Lucas insists on traveling overland through the sparsely-populated, glacier-filled treacherous middle of Iceland, ostensibly because he wants to get to know the land. In truth, he’s an amateur photographer looking for subject material. His eight plates are used as a ”hook,” often as film transitions. It is the 19th century, a time in which Iceland was still a Danish territory. Many Icelanders distrust the Danes, most of whom are like Lucas and don't bother to learn Icelandic.

Hardship akin to those in Werner Herzog’s Fitzcarraldo (1982) plague the trek eastward including the loss of Lucas’ translator. This puts him at the mercy of expedition leader Ragnar (Ingvar Eggert Sigurðsson) who thinks Lucas is a fool to insist on lugging a heavy box camera, glass plate negatives, and chemicals through snowmelt rivers and dangerous terrain. Ragnar also dislikes Danes, claims to speak no Danish, and sees Lucas as arrogant. He senses there’s something a bit off about Lucas.

The intrepid band make their way to their destination, a remote coastal outpost whose rawness is evocative of a frontier settlement. The only form of transportation is on the back of (smaller-framed) Icelandic horses and, of course, Lucas doesn’t know how to ride. The area is jaw-dropping awesome and contrasts with the austerity of the homes, fragile gardens, and close-to-the-vest lifestyles of local inhabitants. Remember that the Danish title refers to malformed land. It is beautiful enough to invoke divine creation, but is also unforgiving–as viewers will see in several stark examples. One could, if one wished, evoke divinity in the contrast between the largeness and power of the land versus the vulnerability of diminutive humans within it.

Lucas is greeted by Carl (Jacob  Lohmann), the father of two lovely daughters, Anna (Vic Carmen Sonne) and younger Ída (Ída Mekkin Hlynsdðttir). (Ída, the real-life offspring of director Hlynur Pálmason, is a spunky, blonde, pig-tailed delight.) Carl is glad to welcome a proper priest, but he too experiences nagging discomfort around him, especially when he realizes there is frisson between Lucas and Anna. Lucas is the very embodiment of presumption of moral and ethnic superiority. He’s a priest, not a minister, in the stern Protestant Lutheran hierarchy of the day. We see him refuse to perform a wedding because the church has not been finished. (No matter, we watch the villagers having a better time reverting to folk customs.) Lucas also tries to remain aloof, as if village life is somehow beneath him.  

On the micro level, Godland is about Lucas’ tortured soul, the gap between his outward beliefs and his not-so-righteous pride, desires, and anger. The film adds a macro perspective in that it is also about culture clash dressed in the garb of Lucas and Ragnar–each in his own way deceitful and stubborn. Observe the old proverb pride goeth before a fall come into play. Iceland was formed by volcanos and is home to active ones. Early on we see an eruption in the distance; it foreshadows the violence that ensues.
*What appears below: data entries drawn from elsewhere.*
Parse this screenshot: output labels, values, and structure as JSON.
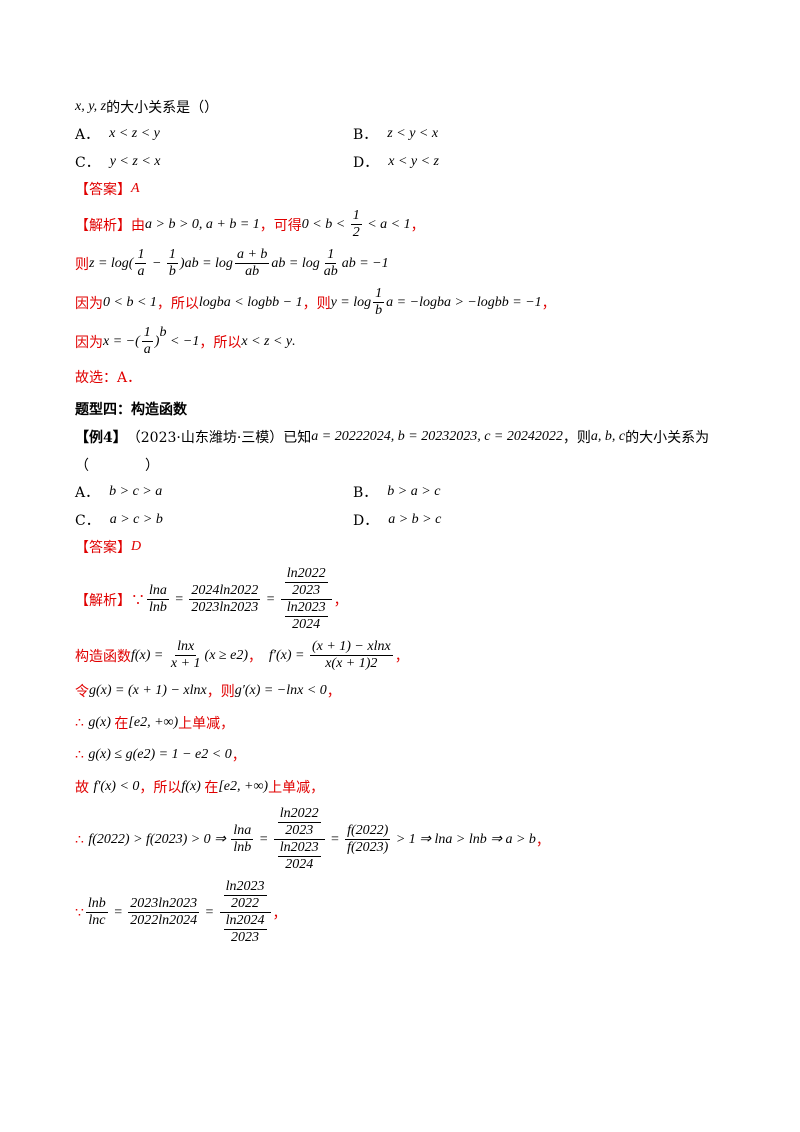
{
  "question": {
    "stem": [
      "x, y, z",
      "的大小关系是（",
      "）"
    ],
    "options": [
      {
        "letter": "A．",
        "expr": "x < z < y"
      },
      {
        "letter": "B．",
        "expr": "z < y < x"
      },
      {
        "letter": "C．",
        "expr": "y < z < x"
      },
      {
        "letter": "D．",
        "expr": "x < y < z"
      }
    ],
    "answer": [
      "【答案】",
      "A"
    ],
    "analysis": [
      [
        "【解析】由",
        "a > b > 0, a + b = 1",
        "，可得",
        "0 < b < ",
        {
          "frac": [
            "1",
            "2"
          ]
        },
        " < a < 1",
        "，"
      ],
      [
        "则",
        "z = ",
        {
          "base": "log",
          "sub": [
            "(",
            {
              "frac": [
                "1",
                "a"
              ]
            },
            " − ",
            {
              "frac": [
                "1",
                "b"
              ]
            },
            ")"
          ]
        },
        "ab = ",
        {
          "base": "log",
          "sub": [
            {
              "frac": [
                "a + b",
                "ab"
              ]
            }
          ]
        },
        "ab = ",
        {
          "base": "log",
          "sub": [
            {
              "frac": [
                "1",
                "ab"
              ]
            }
          ]
        },
        "ab = −1"
      ],
      [
        "因为",
        "0 < b < 1",
        "，所以",
        {
          "base": "log",
          "sub": "b"
        },
        "a < ",
        {
          "base": "log",
          "sub": "b"
        },
        "b − 1",
        "，则",
        "y = ",
        {
          "base": "log",
          "sub": [
            {
              "frac": [
                "1",
                "b"
              ]
            }
          ]
        },
        "a = −",
        {
          "base": "log",
          "sub": "b"
        },
        "a > −",
        {
          "base": "log",
          "sub": "b"
        },
        "b = −1",
        "，"
      ],
      [
        "因为",
        "x = −",
        {
          "base": [
            "(",
            {
              "frac": [
                "1",
                "a"
              ]
            },
            ")"
          ],
          "sup": "b"
        },
        " < −1",
        "，所以",
        "x < z < y",
        "."
      ],
      [
        "故选：A．"
      ]
    ]
  },
  "section": "题型四：构造函数",
  "example": {
    "stem": [
      "【例4】",
      "（2023·山东潍坊·三模）已知",
      "a = ",
      {
        "base": "2022",
        "sup": "2024"
      },
      ", b = ",
      {
        "base": "2023",
        "sup": "2023"
      },
      ", c = ",
      {
        "base": "2024",
        "sup": "2022"
      },
      "，则",
      "a, b, c",
      "的大小关系为"
    ],
    "blank": "（　　　　）",
    "options": [
      {
        "letter": "A．",
        "expr": "b > c > a"
      },
      {
        "letter": "B．",
        "expr": "b > a > c"
      },
      {
        "letter": "C．",
        "expr": "a > c > b"
      },
      {
        "letter": "D．",
        "expr": "a > b > c"
      }
    ],
    "answer": [
      "【答案】",
      "D"
    ],
    "analysis": [
      [
        "【解析】∵",
        {
          "frac": [
            "lna",
            "lnb"
          ]
        },
        " = ",
        {
          "frac": [
            "2024ln2022",
            "2023ln2023"
          ]
        },
        " = ",
        {
          "frac": [
            [
              {
                "frac": [
                  "ln2022",
                  "2023"
                ]
              }
            ],
            [
              {
                "frac": [
                  "ln2023",
                  "2024"
                ]
              }
            ]
          ]
        },
        "，"
      ],
      [
        "构造函数",
        "f(x) = ",
        {
          "frac": [
            "lnx",
            "x + 1"
          ]
        },
        "(x ≥ ",
        {
          "base": "e",
          "sup": "2"
        },
        ")",
        "，　",
        "f′(x) = ",
        {
          "frac": [
            "(x + 1) − xlnx",
            [
              {
                "base": "x(x + 1)",
                "sup": "2"
              }
            ]
          ]
        },
        "，"
      ],
      [
        "令",
        "g(x) = (x + 1) − xlnx",
        "，则",
        "g′(x) = −lnx < 0",
        "，"
      ],
      [
        "∴ ",
        "g(x) ",
        "在",
        "[",
        {
          "base": "e",
          "sup": "2"
        },
        ", +∞)",
        "上单减",
        "，"
      ],
      [
        "∴ ",
        "g(x) ≤ g(",
        {
          "base": "e",
          "sup": "2"
        },
        ") = 1 − ",
        {
          "base": "e",
          "sup": "2"
        },
        " < 0",
        "，"
      ],
      [
        "故 ",
        "f′(x) < 0",
        "，所以",
        "f(x) ",
        "在",
        "[",
        {
          "base": "e",
          "sup": "2"
        },
        ", +∞)",
        "上单减",
        "，"
      ],
      [
        "∴ ",
        "f(2022) > f(2023) > 0 ⇒ ",
        {
          "frac": [
            "lna",
            "lnb"
          ]
        },
        " = ",
        {
          "frac": [
            [
              {
                "frac": [
                  "ln2022",
                  "2023"
                ]
              }
            ],
            [
              {
                "frac": [
                  "ln2023",
                  "2024"
                ]
              }
            ]
          ]
        },
        " = ",
        {
          "frac": [
            "f(2022)",
            "f(2023)"
          ]
        },
        " > 1 ⇒ lna > lnb ⇒ a > b",
        "，"
      ],
      [
        "∵",
        {
          "frac": [
            "lnb",
            "lnc"
          ]
        },
        " = ",
        {
          "frac": [
            "2023ln2023",
            "2022ln2024"
          ]
        },
        " = ",
        {
          "frac": [
            [
              {
                "frac": [
                  "ln2023",
                  "2022"
                ]
              }
            ],
            [
              {
                "frac": [
                  "ln2024",
                  "2023"
                ]
              }
            ]
          ]
        },
        "，"
      ]
    ]
  }
}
The cinematography of Maria Von Hausswolff is so stunning that she rightly won awards for it. What is particularly noteworthy about her work on Godland is that hers is a mix of grandeur–sweeping vistas, angled aerial shots, changes in lighting to evoke weather and moods–and of stillness. I implied that some will find the film slow of pace. In part that’s because Von Hausswolff often allows the camera to dwell on small things, such as vegetation, marshes, or the sea before panning ever so slowly. We wonder what will be revealed and that’s exactly why she did it! Take your time and appreciate this wondrous film.